Albada 209



BLANCA
3 de octubre de 2010


Blanca se sentaba en la misma esquina cada mediodía y nos esperaba hasta que despertábamos de la siesta. Frente a la casa veía pasar los minutos lo mismo que contemplaba el paso de la gente, con la misma atención seria y concentrada. Blanca en aquellas tardes se acordaba siempre de nosotros tanto como nosotros no nos acordábamos de ella a veces. ¡La pobre Blanca!
En verano, a la hora de comer, casi no se puede estar allí, por el calor, las moscas y esas cosas… mi madre dice que con el otoño empieza a correr en esa esquina un airecillo fresco, y que en invierno bien acaban de sonar las cinco en el reloj del Ayuntamiento hay que meterse para casa o buscarse el abrigo en la solana. También dice mi madre que los perros no tienen memoria, y que la Blanqueta como cualquier otro chucho se irá con el primero que le ofrezca un trozo de pan o una caricia, que estará bien, que no me preocupe.
La barrunto a través de los visillos: flaca, desgarbada, ni grande ni pequeña, de aspecto vulgar, corriente, buenísima, la vista fija en mi ventana; será difícil que encuentre una casa, ni siquiera un dueño.
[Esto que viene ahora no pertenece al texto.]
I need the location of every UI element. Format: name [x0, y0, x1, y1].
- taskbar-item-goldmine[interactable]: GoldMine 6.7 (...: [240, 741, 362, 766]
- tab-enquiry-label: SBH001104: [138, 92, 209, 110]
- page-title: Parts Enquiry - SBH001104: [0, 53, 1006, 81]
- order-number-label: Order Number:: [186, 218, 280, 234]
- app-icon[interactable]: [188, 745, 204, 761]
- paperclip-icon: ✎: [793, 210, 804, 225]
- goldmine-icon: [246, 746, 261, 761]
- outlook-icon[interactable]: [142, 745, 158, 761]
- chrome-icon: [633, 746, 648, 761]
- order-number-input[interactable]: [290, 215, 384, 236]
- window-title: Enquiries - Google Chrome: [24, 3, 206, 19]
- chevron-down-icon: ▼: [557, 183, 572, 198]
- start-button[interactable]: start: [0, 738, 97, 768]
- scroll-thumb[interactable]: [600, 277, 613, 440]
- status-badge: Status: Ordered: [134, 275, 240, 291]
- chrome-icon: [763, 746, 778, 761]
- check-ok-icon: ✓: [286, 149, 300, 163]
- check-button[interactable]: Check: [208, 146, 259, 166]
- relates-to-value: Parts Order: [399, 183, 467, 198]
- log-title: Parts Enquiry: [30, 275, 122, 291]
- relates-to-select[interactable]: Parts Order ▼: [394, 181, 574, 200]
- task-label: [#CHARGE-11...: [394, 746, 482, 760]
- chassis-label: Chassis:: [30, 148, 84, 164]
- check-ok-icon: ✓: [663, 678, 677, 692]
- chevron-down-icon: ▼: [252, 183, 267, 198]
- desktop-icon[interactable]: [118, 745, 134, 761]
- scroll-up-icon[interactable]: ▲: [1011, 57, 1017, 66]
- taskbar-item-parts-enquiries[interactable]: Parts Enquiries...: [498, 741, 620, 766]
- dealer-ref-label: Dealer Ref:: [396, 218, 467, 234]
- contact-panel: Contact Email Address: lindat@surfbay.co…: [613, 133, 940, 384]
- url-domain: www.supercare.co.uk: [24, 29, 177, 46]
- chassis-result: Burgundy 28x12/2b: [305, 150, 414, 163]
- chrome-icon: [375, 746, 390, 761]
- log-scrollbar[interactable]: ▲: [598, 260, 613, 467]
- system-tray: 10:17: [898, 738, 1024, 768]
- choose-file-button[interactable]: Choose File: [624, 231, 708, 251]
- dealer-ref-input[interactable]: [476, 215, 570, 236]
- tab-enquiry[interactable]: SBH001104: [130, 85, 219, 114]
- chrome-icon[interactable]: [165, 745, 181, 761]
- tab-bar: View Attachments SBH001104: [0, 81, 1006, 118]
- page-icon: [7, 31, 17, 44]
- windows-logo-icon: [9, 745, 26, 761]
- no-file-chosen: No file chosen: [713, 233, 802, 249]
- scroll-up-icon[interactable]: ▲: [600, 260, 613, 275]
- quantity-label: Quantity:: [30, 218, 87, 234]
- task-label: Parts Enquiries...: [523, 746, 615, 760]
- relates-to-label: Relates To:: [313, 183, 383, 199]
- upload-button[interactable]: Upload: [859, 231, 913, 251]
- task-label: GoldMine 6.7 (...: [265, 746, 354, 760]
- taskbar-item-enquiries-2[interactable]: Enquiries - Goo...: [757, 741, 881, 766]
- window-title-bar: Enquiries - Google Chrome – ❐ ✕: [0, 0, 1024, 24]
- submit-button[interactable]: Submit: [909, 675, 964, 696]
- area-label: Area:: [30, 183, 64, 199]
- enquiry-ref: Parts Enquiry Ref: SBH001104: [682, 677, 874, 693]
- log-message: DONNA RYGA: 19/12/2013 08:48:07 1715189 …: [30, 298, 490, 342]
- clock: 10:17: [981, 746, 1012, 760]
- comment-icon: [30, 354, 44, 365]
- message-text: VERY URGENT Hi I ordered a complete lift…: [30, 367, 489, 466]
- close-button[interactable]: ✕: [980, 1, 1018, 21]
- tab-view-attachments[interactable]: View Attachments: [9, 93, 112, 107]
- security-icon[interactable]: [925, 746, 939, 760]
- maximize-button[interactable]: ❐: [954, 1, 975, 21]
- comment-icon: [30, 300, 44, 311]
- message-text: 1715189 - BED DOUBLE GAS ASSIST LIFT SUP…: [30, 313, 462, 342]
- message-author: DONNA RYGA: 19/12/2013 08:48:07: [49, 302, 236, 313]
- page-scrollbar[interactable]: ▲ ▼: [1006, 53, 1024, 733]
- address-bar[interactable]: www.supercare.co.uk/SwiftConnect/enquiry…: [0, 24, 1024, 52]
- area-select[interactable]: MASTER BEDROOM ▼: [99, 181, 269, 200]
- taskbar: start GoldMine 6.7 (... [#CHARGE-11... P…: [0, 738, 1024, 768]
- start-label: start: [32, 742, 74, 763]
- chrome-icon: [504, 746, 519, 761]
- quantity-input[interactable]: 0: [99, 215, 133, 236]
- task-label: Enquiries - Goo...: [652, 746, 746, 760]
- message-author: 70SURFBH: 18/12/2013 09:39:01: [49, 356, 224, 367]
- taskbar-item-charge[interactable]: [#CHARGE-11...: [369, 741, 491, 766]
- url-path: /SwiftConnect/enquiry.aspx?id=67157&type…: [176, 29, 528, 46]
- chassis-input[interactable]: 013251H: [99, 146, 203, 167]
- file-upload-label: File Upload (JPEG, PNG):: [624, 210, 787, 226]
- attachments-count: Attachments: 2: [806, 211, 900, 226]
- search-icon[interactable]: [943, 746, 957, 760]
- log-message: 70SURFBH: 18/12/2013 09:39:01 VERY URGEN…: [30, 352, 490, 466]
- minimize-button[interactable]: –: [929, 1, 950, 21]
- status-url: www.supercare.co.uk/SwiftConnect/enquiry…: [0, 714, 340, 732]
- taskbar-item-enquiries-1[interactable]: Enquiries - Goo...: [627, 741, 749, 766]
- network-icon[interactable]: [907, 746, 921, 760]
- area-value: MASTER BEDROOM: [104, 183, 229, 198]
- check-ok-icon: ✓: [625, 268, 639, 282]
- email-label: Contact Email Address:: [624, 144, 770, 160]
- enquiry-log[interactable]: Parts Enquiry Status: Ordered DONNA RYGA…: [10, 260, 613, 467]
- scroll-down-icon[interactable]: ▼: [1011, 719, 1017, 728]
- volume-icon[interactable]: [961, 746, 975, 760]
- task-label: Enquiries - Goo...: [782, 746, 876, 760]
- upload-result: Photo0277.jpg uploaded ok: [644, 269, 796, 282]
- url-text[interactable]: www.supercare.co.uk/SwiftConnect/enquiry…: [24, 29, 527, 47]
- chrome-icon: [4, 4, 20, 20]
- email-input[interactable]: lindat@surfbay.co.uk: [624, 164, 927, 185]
Mi hermano y yo oímos sus gemidos de cachorro mientras atrapábamos cucharetas en el agua estancada de la fuente. Tibia, suave, casi como una bola de lana sonrosada, así era la Blanca cuando la encontramos encerrada en la caja de cartón. Desde finales del mes de junio, recién llegados a la casa del pueblo, fue nuestra compañera de risas, cómplice de las correrías de dos niños de ciudad en vacaciones.
En el desayuno se lo pido a papá; en la mesa se lo pido a los dos. Las maletas están listas para meterlas en el coche y como cada año, cuando con octubre regresamos a la Barcelona, han tapado con sabanas el sofá, la televisión, el aparador...
- Y sin embargo ella no ha faltado ningún día, ni si quiera aquel domingo que llovía a mares, le digo a mi madre. Lloro un poco a pesar de mis once años mientras cierran las contraventanas de madera; y llora mi hermano en tanto aseguran los portillos de la puerta de la cocina.
Salgo fuera y la perra me recibe ladrando; salta, menea el rabo, corretea a mi alrededor sin dejar de ladrar. Feliz, convencida sin tener que estarlo de que todo es lo mismo siempre, segura sin pensarlo de que ayer y antes de ayer son ahora y de que mañana es este mismo instante. -Dice mamá que estarás bien, que te olvidarás de nosotros, Blanquita... Si bajo los ojos veo los suyos, redondos, dulces, profundos como repletos de recuerdos.
Desde lo alto de la calle, al final del pueblo se ve al fondo, tras la huerta, la línea plateada de la carretera. La ventisca terminará por esconderla en apenas una hora. La perra está callada en su esquina, canta el mochuelo sobre las tejas de la vieja casa, mientras el silencio de la nieve envuelve el pueblo.